Jack J. Devlin, Cleverson Lima, Yuta Kawarasaki, J.D. Gantz, Vitor A.C. Pavinato, Marco Scaramelli, Valentina Ferrari, Lisa Vaccari, Giovanni Birarda, Elisa Bergami, Andrew P. Michel, Peter Convey, Scott A.L. Hayward, Nicholas M. Teets. Prevalence and consequences of microplastic ingestion in the world\'s southernmost insect, Belgica antarctica. Science of The Total Environment, 2025; 1004: 180800 DOI: 10.1016/j.scitotenv.2025.180800

保護者の方へ(研究の背景と補足)
ベルギカ・アンタルクティカは、南極に生息する非常にユニークな昆虫で、過酷な環境に適応しています。この昆虫がマイクロプラスチックを摂取しているという発見は、南極の生態系が人間活動の影響を受けていることを示しています。
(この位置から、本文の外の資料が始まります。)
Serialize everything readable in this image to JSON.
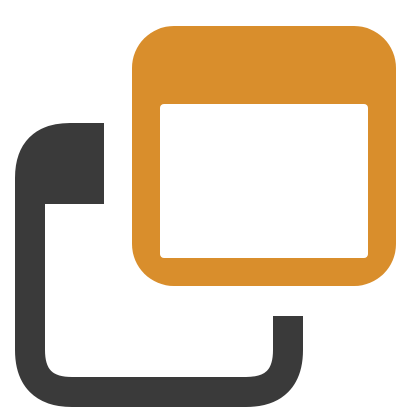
{
  "icon": {
    "name": "new-window-icon",
    "colors": {
      "window_frame": "#D98E2C",
      "window_fill": "#FFFFFF",
      "back_frame": "#3A3A3A",
      "background": "#FFFFFF"
    }
  }
}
マイクロプラスチックは、衣類の洗濯やプラスチック製品の劣化などから発生し、海洋を通じて地球上のさまざまな場所に拡散します。南極のような遠隔地でも、これらの微細な粒子が生態系に影響を及ぼす可能性があることは、環境問題のグローバルな性質を示しています。 この研究で観察された脂肪減少は、昆虫がエネルギーを蓄える能力に影響を与える可能性があります。脂肪は昆虫にとって重要なエネルギー源であり、特に冬眠状態やエネルギー消費が高まる時期においては不可欠です。プラスチックの摂取がこれに影響を与えることは、生態系全体の食物連鎖にも影響を及ぼす可能性があります。 南極は地球温暖化の影響を受けやすい地域であり、ここでの生態系変化は地球全体の環境変動を理解する上で重要です。日本でも、微細プラスチックの環境への影響を調査する研究が進められており、これらの研究は地球規模の環境保護政策の形成に寄与しています。